In the case of China, it’s even harder to reconcile numbers because the Chinese economy is structured so differently than that in the Western democracies.
"China doesn’t count it (R&D) the way that OECD countries count it,” says Caroline Wagner, a professor at Ohio State University. For instance, in China, big tech companies have more government control than in the West, so it isn’t always clear how much of their R&D spending is government or private sector. Likewise, Western analysts have trouble categorising R&D spending by the Chinese Academy of Sciences.
“All of these things makes it really hard to compare” with the West, says Wagner.
Apples and oranges
Of course, the OECD tries to make sense of all this. Among its functions is compiling statistics from its 38 member-states, plus “partner” countries like China. For its science and technology statistics, it has detailed number-counting guidelines in its Frascati Manual, named after the Rome suburb at which experts from around the world first met to try comparing statistical apples and oranges in 1963. The manual, says Gao, has been translated into Chinese and the government follows it in its reports to Paris.
But in this case, Gao says, he understands there were “some mistakes” in China’s latest Yearbook of Science and Technology Statistics, and they are being corrected.
For instance, the OECD’s note says China reported a 10% rise for 2020 in overall business enterprise R&D, to 1.87 trillion renminbi ($261 billion), including a slight drop to RMB 1.47 trillion for manufacturing industry. But that, the OECD says, implies a 99% rise in spending for the rest of the business sector. In fact, says Gao, the Chinese yearbook numbers were wrong: he estimates that manufacturing R&D actually rose rather than fell, to between RMB 1.6 trillion and RMB 1.65 trillion – and that fact, rather than any unusual jump in other economic sectors, is what contributed to the overall 10% rise in the country’s business-enterprise R&D.

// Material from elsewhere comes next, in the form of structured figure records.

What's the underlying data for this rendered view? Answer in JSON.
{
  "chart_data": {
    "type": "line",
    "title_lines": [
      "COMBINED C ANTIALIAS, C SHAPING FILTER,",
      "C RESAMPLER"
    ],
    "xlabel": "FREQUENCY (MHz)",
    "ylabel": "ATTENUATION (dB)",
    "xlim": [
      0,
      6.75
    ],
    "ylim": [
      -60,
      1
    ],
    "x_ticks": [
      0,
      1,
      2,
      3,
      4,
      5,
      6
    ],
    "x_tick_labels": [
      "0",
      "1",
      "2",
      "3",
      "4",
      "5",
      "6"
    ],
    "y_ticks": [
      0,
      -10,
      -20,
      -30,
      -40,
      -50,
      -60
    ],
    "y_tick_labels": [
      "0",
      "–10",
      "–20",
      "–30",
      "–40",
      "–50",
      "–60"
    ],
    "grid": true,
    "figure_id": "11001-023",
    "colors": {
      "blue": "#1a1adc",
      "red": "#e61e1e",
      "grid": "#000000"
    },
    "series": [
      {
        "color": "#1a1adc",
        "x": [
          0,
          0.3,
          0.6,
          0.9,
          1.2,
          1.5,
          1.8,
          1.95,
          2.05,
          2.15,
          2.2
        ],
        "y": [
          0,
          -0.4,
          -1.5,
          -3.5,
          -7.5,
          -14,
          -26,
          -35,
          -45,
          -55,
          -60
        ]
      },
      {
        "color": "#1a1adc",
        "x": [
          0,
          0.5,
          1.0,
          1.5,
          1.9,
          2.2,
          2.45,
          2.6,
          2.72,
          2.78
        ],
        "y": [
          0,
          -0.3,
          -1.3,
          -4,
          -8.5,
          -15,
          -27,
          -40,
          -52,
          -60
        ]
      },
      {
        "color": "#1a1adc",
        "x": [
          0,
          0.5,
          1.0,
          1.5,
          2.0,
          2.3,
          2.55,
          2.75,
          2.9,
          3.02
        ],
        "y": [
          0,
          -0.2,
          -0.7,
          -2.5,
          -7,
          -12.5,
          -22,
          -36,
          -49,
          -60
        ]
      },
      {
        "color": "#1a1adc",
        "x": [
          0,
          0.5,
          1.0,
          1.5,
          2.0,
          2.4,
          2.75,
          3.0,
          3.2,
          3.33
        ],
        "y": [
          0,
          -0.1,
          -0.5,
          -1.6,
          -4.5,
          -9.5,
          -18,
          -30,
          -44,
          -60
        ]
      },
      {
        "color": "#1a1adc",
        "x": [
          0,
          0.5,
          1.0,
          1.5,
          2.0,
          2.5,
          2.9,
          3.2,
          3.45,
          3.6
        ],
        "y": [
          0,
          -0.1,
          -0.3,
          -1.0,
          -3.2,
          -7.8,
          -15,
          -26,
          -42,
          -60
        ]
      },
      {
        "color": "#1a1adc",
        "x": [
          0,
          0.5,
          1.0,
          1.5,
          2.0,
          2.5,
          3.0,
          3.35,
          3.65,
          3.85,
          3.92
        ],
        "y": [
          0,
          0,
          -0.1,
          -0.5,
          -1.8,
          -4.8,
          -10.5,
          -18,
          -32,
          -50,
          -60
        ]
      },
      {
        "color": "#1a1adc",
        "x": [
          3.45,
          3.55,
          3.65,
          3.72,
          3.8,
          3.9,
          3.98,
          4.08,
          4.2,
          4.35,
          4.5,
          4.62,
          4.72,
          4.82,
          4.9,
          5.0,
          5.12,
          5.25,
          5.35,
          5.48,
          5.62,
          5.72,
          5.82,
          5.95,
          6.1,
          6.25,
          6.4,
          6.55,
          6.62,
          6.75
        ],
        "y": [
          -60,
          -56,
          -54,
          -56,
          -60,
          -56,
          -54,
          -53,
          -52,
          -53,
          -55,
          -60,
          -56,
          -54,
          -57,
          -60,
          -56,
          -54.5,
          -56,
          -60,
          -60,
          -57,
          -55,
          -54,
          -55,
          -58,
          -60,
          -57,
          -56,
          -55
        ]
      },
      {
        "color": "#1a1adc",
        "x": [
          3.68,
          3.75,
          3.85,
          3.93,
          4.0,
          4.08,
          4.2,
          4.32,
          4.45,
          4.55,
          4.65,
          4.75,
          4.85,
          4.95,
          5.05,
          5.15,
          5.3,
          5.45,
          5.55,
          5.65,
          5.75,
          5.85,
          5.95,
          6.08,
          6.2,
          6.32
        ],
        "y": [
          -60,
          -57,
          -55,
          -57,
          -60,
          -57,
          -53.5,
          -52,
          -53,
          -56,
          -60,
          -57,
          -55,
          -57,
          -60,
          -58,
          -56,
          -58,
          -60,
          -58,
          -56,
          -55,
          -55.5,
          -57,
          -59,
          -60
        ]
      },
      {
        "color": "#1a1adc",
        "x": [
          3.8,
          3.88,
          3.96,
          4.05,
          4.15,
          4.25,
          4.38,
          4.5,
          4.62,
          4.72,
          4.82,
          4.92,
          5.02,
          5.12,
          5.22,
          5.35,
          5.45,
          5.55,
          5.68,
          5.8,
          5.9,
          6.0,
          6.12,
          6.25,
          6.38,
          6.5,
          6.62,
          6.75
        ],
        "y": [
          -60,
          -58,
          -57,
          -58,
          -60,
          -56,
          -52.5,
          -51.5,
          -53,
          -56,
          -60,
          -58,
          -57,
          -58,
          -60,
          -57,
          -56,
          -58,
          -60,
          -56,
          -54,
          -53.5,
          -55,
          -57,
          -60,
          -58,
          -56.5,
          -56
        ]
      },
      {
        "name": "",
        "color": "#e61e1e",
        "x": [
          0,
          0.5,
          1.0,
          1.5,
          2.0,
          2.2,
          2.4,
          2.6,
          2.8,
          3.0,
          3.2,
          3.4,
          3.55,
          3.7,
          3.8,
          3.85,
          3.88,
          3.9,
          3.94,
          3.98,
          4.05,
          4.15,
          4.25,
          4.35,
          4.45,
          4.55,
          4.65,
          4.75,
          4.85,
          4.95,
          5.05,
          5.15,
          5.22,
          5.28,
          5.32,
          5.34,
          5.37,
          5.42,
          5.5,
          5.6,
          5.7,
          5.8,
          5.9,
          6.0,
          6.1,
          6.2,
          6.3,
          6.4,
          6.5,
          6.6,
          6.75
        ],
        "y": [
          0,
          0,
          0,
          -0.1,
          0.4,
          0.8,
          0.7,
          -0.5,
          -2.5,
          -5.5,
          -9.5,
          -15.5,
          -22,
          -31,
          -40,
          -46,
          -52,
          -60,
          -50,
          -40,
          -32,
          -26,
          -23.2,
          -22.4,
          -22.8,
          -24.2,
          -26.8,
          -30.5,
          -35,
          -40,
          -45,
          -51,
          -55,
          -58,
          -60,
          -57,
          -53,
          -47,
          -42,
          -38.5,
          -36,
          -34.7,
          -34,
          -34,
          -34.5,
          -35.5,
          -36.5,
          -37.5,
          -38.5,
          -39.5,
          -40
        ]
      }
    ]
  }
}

Another issue highlighted by the OECD is how many researchers China has in its higher education sector. It says China’s numbers for R&D personnel suggest a 42% jump in 2019, but a budget increase of only 23% to pay for them. That makes sense, Gao says, because research costs in Chinese higher education are generally lower than in Europe – so the budget increase doesn’t have to match the personnel increase. And in another area of the statistics, Gao also calls “unprofessional” the OECD’s critique of some inconsistencies between three different measures of public spending in China. American numbers, Gao says, sometimes show similar patterns.